Walls from nearest liquid expiry — these reflect short-term hedging activity and may not represent longer-term positioning.
OI change tracker (1-day), wall strength score, and GEX trend chart — in active development.
This data is free for all users. No paywall — just not built yet.
Quantitative screening, not investment advice. Verify with your broker. Disclaimer
Johnson Controls International's current open interest profile shows relatively light concentration on both sides — put activity at $100 (3.5K contracts) and calls at $150 (3.9K) are below average for this expiration cycle. Scattered open interest means dealer hedging flows are less concentrated, reducing the "wall" effect that typically pins price within a range. Premium sellers should treat current support and resistance levels as softer than usual — wider stop losses and smaller position sizes are appropriate until open interest builds at specific strikes.
Johnson Controls International's current options landscape shows put support concentrated at $100 (3.5K contracts) with call resistance at $150 (3.9K). This creates a $100–$150 trading corridor that dealer hedging activity naturally reinforces. Compare this wall-to-wall range with the Expected Move to see how volatility-based ranges align with open interest boundaries.
Johnson Controls International's net gamma exposure is +0.3B (positive gamma regime), with the GEX flip point at $135.00. In a positive gamma environment, dealers are positioned so that they buy shares when price dips and sell when it rallies — effectively dampening volatility. This mean-reverting behavior is the best backdrop for premium selling: short strangles, iron condors, and credit spreads all benefit from the natural volatility compression that positive GEX creates. As long as price stays above the GEX flip point, this supportive environment tends to persist.
Johnson Controls International's options-defined support sits at the $100 put wall (3.5K OI), and resistance at the $150 call wall (3.9K OI). The full range is $100–$150, defined by the strikes where dealer hedging is concentrated.
Johnson Controls International's strongest put wall (support) is at $100 with 3.5K open interest contracts, and the primary call wall (resistance) is at $150 with 3.9K contracts. This creates a trading range of $100–$150. Open interest is relatively balanced between puts and calls, creating symmetric dealer hedging pressure.
Open interest walls represent concentrations of options positions at specific strikes. When dealers hold these positions, they must hedge by buying or selling shares as price approaches wall levels, creating natural support (put walls) and resistance (call walls). Johnson Controls International currently has positive gamma exposure, which means dealer hedging reinforces these wall levels — buying dips near put walls, selling rallies near call walls. This creates a mean-reverting, range-bound environment that benefits premium sellers.
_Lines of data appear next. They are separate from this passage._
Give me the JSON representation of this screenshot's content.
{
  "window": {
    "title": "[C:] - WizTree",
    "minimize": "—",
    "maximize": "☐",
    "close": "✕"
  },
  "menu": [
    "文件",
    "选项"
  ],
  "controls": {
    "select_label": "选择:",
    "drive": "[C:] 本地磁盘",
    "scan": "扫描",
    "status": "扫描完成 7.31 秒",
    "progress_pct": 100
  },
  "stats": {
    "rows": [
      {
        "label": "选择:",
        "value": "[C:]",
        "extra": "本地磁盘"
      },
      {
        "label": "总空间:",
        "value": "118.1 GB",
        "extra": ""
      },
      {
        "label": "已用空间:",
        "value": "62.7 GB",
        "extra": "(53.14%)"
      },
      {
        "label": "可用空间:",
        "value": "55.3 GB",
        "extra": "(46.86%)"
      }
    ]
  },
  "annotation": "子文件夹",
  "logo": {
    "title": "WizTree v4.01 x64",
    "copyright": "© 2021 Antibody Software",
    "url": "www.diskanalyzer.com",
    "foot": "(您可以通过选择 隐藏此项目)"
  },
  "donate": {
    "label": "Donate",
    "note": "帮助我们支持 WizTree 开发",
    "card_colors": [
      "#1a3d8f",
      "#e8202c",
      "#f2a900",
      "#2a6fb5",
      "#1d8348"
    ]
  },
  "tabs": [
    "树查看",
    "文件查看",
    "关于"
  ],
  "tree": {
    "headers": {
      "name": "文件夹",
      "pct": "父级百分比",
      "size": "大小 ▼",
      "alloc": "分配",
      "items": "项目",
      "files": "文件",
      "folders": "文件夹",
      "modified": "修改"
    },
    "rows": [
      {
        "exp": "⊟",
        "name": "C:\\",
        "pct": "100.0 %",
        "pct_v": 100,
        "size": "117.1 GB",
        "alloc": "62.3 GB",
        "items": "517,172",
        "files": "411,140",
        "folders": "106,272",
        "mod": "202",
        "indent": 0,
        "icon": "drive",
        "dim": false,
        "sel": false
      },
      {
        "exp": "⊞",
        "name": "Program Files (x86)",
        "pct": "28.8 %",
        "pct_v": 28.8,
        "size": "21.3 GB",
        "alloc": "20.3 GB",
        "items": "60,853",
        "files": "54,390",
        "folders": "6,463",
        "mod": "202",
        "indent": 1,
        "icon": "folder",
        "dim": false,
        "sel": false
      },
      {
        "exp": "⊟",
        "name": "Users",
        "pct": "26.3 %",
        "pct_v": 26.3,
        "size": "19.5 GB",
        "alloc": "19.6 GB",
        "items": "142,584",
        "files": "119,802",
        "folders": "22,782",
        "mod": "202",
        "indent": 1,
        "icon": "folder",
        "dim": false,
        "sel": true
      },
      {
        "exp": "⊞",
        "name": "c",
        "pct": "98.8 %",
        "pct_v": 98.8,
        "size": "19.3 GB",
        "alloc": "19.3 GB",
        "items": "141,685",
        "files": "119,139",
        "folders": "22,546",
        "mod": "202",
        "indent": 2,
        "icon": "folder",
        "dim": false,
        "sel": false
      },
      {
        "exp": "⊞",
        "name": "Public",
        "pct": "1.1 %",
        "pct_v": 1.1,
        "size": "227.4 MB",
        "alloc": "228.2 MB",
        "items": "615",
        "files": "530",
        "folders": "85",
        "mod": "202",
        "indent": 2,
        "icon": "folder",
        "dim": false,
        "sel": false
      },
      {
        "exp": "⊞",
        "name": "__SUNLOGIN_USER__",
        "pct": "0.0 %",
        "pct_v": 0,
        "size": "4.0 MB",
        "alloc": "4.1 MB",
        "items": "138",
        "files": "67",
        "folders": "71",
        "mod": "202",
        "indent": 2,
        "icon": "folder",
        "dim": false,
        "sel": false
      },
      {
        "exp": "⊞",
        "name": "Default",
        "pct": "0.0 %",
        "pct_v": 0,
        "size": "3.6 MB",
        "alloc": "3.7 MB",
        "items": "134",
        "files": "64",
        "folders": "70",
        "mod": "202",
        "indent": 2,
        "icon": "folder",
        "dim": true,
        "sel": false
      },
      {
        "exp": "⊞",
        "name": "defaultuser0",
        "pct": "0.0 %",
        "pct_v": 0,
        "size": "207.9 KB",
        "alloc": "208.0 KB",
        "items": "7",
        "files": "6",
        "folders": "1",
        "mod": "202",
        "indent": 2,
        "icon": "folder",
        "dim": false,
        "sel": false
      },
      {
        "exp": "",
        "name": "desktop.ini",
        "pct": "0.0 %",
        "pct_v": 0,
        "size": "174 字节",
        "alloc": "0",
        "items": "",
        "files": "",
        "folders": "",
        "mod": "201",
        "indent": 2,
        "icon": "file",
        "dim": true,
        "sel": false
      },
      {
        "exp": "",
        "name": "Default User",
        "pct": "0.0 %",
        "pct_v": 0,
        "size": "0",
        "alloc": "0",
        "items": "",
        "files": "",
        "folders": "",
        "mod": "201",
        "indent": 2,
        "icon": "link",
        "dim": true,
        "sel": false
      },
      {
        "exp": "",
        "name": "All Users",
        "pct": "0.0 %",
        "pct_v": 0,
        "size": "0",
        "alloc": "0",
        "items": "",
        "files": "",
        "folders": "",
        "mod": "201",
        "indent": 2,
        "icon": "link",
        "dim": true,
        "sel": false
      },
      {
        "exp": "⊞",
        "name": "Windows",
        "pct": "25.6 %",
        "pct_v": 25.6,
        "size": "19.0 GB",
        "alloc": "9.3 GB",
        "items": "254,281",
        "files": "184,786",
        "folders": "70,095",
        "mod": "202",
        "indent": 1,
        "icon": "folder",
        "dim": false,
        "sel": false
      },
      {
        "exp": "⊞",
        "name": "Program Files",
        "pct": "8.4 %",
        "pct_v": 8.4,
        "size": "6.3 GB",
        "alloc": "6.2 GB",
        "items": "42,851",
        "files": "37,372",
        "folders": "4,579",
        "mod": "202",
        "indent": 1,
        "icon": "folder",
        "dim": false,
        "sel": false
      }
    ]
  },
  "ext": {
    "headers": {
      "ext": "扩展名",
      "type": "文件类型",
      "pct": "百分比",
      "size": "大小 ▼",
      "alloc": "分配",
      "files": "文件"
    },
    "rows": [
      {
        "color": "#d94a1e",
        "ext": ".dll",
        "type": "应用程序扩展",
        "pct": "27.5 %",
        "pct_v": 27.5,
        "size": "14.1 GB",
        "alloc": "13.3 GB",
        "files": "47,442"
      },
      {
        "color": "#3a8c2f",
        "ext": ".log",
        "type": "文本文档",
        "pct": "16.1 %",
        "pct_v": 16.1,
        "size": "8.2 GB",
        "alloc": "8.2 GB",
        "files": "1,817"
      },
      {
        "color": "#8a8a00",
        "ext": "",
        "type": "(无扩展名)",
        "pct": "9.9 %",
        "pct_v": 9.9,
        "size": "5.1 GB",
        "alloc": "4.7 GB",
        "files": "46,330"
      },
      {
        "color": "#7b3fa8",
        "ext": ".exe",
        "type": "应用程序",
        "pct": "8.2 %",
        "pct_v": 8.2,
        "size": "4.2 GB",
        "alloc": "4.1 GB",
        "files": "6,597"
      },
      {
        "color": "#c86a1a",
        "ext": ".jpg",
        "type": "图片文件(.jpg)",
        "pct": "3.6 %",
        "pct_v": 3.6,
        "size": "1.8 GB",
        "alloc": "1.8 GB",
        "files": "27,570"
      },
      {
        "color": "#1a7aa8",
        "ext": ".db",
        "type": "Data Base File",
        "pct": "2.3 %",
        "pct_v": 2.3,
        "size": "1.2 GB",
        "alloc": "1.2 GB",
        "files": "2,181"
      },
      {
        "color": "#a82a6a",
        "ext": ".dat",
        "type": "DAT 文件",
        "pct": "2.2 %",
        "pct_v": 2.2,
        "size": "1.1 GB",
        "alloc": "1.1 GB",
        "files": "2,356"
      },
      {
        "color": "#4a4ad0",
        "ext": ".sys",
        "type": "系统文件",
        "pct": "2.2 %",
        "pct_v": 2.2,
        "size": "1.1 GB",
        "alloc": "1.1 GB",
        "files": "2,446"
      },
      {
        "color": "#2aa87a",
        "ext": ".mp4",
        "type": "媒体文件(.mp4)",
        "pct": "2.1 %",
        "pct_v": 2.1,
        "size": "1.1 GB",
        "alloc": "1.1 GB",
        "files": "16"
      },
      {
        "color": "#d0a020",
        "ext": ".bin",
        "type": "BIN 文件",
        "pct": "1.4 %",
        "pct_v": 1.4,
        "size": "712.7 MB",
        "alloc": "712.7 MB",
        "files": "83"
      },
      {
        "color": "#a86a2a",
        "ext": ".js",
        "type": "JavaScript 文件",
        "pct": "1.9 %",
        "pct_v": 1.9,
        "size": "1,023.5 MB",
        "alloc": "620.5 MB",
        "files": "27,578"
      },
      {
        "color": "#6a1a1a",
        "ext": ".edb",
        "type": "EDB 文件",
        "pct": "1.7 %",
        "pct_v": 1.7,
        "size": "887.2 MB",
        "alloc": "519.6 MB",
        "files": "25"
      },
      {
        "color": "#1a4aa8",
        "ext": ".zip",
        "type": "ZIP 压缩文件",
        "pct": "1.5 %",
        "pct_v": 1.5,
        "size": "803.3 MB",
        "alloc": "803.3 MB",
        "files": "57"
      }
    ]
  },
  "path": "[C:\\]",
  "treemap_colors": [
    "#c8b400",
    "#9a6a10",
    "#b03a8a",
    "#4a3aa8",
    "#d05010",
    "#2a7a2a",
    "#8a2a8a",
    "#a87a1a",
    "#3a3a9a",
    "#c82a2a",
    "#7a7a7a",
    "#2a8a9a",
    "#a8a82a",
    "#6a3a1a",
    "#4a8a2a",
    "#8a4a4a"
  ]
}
Johnson Controls International's $100–$150 range spans 35.5%, wider than average. This spread suggests open interest is distributed across distant strikes, which can mean the market is pricing in a larger potential move — possibly around an upcoming catalyst like earnings or an industry event. For premium sellers, wider ranges mean wall support and resistance are farther from current price, providing more breathing room but also less concentrated dealer hedging at any single level.
Use the put wall at $100 as support for put credit spreads and the call wall at $150 as a ceiling for call credit spreads. The wall-to-wall range defines your expected trading corridor. Wall data is most useful for strike selection — placing short strikes at or outside major open interest levels means your trade has dealer hedging flows working in your favor. Monitor daily for wall migration as open interest shifts.